16 September 2015, at 12:00am

UK - Talks are continuing in Brussels over the European Commission's 3365 million package for farmers. Private storage aid is included in the plan, announced last Monday, and there are indications following a meeting with farm ministers on Friday it will be more attractive than the scheme which ran for two months in spring but took only 65,000 tonnes of pigmeat off the market.

This time the aid rates will be more attractive and crucially the scheme is likely to include "other products" such as fats and lard, which are currently in significant oversupply as a result of Russia's phytosanitary ban introduced at the beginning of 2014 following an outbreak of African swine fever in Poland.

Meanwhile relationships between Brussels and European farm lobby Copa are reported to be cool this morning after a source in the agriculture department accused Copa of supporting the package in private but criticising it in public.

It is difficult for Brussels to do much for continental pig producers in the short-term, as pigmeat is currently in over-supply.

Private storage aid is the one measure that could create a short-term upward pressure on prices, as long as it is sufficiently attractive to processors.

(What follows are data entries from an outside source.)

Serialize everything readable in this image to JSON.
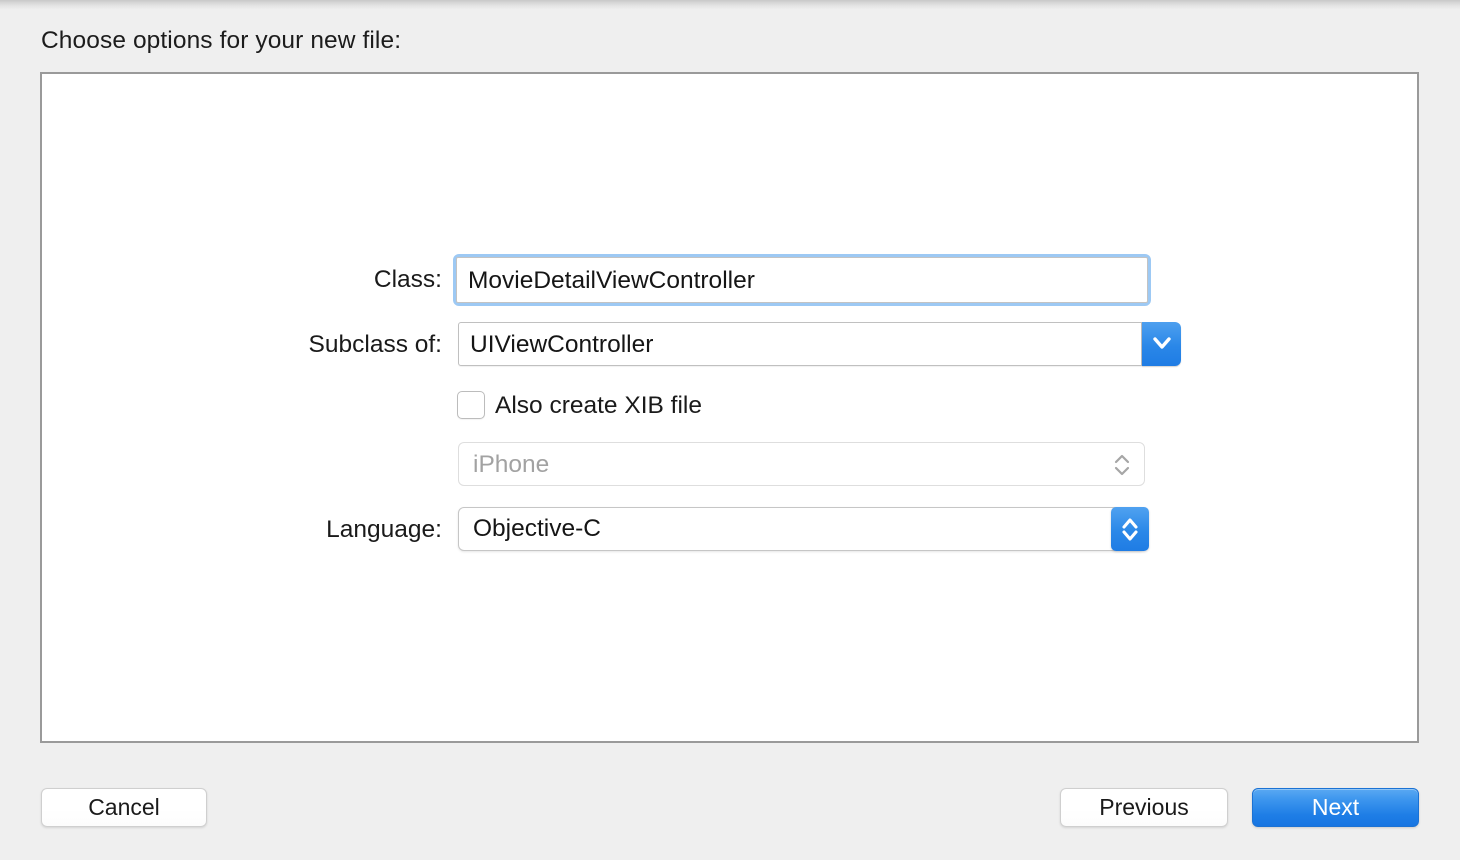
{
  "dialog": {
    "prompt": "Choose options for your new file:"
  },
  "form": {
    "class_row": {
      "label": "Class:",
      "value": "MovieDetailViewController",
      "placeholder": ""
    },
    "subclass_row": {
      "label": "Subclass of:",
      "value": "UIViewController",
      "arrow_icon": "chevron-down-icon"
    },
    "xib_row": {
      "label": "Also create XIB file",
      "checked": false
    },
    "device_row": {
      "label": "",
      "value": "iPhone",
      "enabled": false,
      "arrow_icon": "chevron-up-down-icon"
    },
    "language_row": {
      "label": "Language:",
      "value": "Objective-C",
      "arrow_icon": "chevron-up-down-icon"
    }
  },
  "footer": {
    "cancel_label": "Cancel",
    "previous_label": "Previous",
    "next_label": "Next"
  },
  "colors": {
    "accent_blue": "#1f7ce4",
    "focus_ring": "#9dc9f4",
    "window_background": "#efefef",
    "panel_background": "#ffffff",
    "panel_border": "#9a9a9a",
    "disabled_text": "#a2a2a2"
  }
}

But analysts point out it will eventually exert a temporary downward pressure on prices, when the scheme ends and stored pigmeat is released on the market.

This trade-flow map highlights the importance to the domestic pig price of European Union fat and lard exports. (Source: Rabobank.)

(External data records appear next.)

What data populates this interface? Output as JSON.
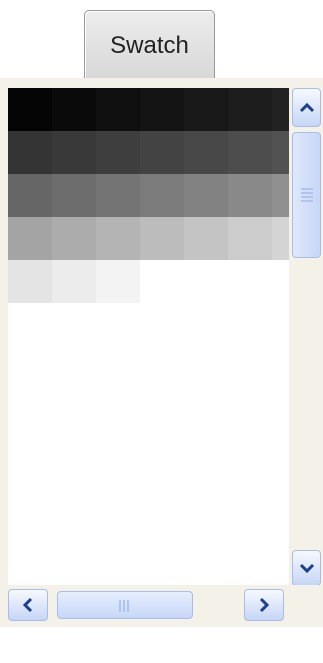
{
  "tab": {
    "label": "Swatch"
  },
  "swatches": {
    "colors": [
      "#050505",
      "#0a0a0a",
      "#0f0f0f",
      "#141414",
      "#181818",
      "#1d1d1d",
      "#222222",
      "#343434",
      "#393939",
      "#3e3e3e",
      "#434343",
      "#484848",
      "#4d4d4d",
      "#525252",
      "#666666",
      "#6d6d6d",
      "#747474",
      "#7b7b7b",
      "#828282",
      "#898989",
      "#909090",
      "#a4a4a4",
      "#acacac",
      "#b4b4b4",
      "#bcbcbc",
      "#c4c4c4",
      "#cccccc",
      "#d4d4d4",
      "#e4e4e4",
      "#ececec",
      "#f3f3f3"
    ]
  },
  "scrollbars": {
    "up_icon": "chevron-up-icon",
    "down_icon": "chevron-down-icon",
    "left_icon": "chevron-left-icon",
    "right_icon": "chevron-right-icon"
  }
}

Meanwhile although the Brussels plan mentions co-funded "targeted aid" being made available to member countries, perhaps in a 70-30 per cent dairy-pigmeat split, it is not yet clear if or how this could be made available to British pig producers.

Some producers in the country take the view any European Union aid will be counter productive from a British perspective — as it will delay the adjustment continental producers must make if they are to return to profit.

On Friday a number of member countries, including Germany, Czech Republic and Lithuania, called for greater clarity on the distribution of funds between "targeted aid" and private storage aid schemes for dairy and pigmeat products.